6. The apparatus of claim 1, wherein the headgear is a hardhat.

7. The apparatus of claim 1, wherein the apparatus further comprises a headgear retaining the wireless audio speaker module.

8. The apparatus of claim 1, wherein the apparatus further comprises a power supply operably coupled with the wireless audio transceiver.

9. The apparatus of claim 1, wherein the apparatus further comprises a rechargeable battery operably coupled with the wireless audio transceiver.

10. An apparatus, comprising:

a housing, comprising a substantially triangular-prism-shaped structure;

and,

an audio speaker, comprising dual speakers configured to play music in stereo, each of the audio speakers disposed to emit sound dispersing from a plane substantially conformant with the plane defined by a prism side of the substantially triangular-prism-shaped housing;

a wireless audio transceiver operably coupled with the audio speaker to play through the audio speaker a stereo music signal received by the wireless audio transceiver; and,

a rechargeable battery operably coupled with the wireless audio transceiver.

11. The apparatus of claim 10, wherein the audio speaker is disposed to emit sound dispersing from at least two points colinear with an axis substantially perpendicular to the plane defined by a prism side of the substantially triangular-prism-shaped housing.

12. The apparatus of claim 10, wherein the wireless audio transceiver further comprises a Bluetooth interface configured to operably couple with a smartphone to play through the audio speaker a stereo music signal received by the wireless audio transceiver from a smartphone.

13. The apparatus of claim 10, wherein the apparatus further comprises a charging port operably coupled with the rechargeable battery.

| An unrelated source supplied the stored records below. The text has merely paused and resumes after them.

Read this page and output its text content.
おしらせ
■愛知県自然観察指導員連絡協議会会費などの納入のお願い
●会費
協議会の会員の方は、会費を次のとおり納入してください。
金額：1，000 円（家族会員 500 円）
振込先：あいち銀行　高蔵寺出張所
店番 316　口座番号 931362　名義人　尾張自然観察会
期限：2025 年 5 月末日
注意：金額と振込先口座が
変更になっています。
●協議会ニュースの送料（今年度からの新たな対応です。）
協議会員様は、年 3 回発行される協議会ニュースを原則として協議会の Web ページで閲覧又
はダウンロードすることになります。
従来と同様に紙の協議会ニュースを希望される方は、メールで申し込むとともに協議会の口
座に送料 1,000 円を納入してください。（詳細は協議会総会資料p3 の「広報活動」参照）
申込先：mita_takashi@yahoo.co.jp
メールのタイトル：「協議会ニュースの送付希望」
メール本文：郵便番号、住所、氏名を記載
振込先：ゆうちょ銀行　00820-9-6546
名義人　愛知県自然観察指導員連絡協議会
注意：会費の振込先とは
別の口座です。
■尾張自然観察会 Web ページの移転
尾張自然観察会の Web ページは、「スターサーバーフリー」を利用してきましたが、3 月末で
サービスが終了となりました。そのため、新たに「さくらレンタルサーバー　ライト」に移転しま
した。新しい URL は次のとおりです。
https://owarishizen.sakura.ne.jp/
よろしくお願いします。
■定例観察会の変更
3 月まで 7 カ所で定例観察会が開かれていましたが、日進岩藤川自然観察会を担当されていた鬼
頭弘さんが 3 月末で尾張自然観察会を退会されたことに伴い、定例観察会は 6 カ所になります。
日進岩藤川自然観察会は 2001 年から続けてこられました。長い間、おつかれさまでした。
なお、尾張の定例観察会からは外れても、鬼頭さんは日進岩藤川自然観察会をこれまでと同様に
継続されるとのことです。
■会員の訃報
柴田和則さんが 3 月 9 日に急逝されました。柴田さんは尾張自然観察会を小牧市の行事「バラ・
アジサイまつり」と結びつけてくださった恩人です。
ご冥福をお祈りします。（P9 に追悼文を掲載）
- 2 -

14. The apparatus of claim 10, wherein the housing further comprises a fastener configured to removably secure the housing to a headgear interior surface.

15. The apparatus of claim 10, wherein the apparatus further comprises a power button operably coupled with the wireless transceiver.

16. The apparatus of claim 10, wherein the apparatus further comprises an indicator light operably coupled with the wireless transceiver.

17. An apparatus, comprising:

a housing, comprising: a substantially triangular-prism-shaped structure, comprising:

a front surface, comprising two substantially rectangular prism sides of the substantially triangular-prism-shaped housing, the substantially rectangular prism sides longitudinally conjoined along prism side edges disposed substantially parallel with the housing's longitudinal central axis;

a rear surface, comprising a substantially planar structure section; and,

a plurality of sidewalls substantially defining a triangle, structurally engaging the front surface with the rear surface to form a substantially triangular prism; and,

an audio speaker, comprising dual speakers configured to play music in stereo, each of the audio speakers disposed to emit sound dispersing from a plane substantially conformant with the plane defined by a prism side surface of the substantially triangular-prism-shaped housing;

a wireless audio transceiver operably coupled with the audio speaker to play through the audio speaker a stereo music signal received by the wireless audio transceiver, the wireless audio transceiver including a Bluetooth interface configured to operably couple with a smartphone to play through the audio speaker a stereo music signal received by the wireless audio transceiver from a smartphone;

a rechargeable battery operably coupled with the wireless audio transceiver; and,

a charging port operably coupled with the rechargeable battery.

18. The apparatus of claim 17, wherein the audio speaker is disposed to emit sound dispersing from at least two points colinear with an axis substantially perpendicular to the plane defined by a prism side surface of the substantially triangular-prism-shaped housing.

19. The apparatus of claim 17, wherein the angle between the plane defined by a prism side surface of the substantially triangular-prism-shaped housing and the plane perpendicular to the housing centerline and opposite the housing rear surface is between ten degrees and seventy degrees.

20. The apparatus of claim 17, wherein the housing rear surface further comprises a fastener configured to removably secure the housing to a headgear interior surface.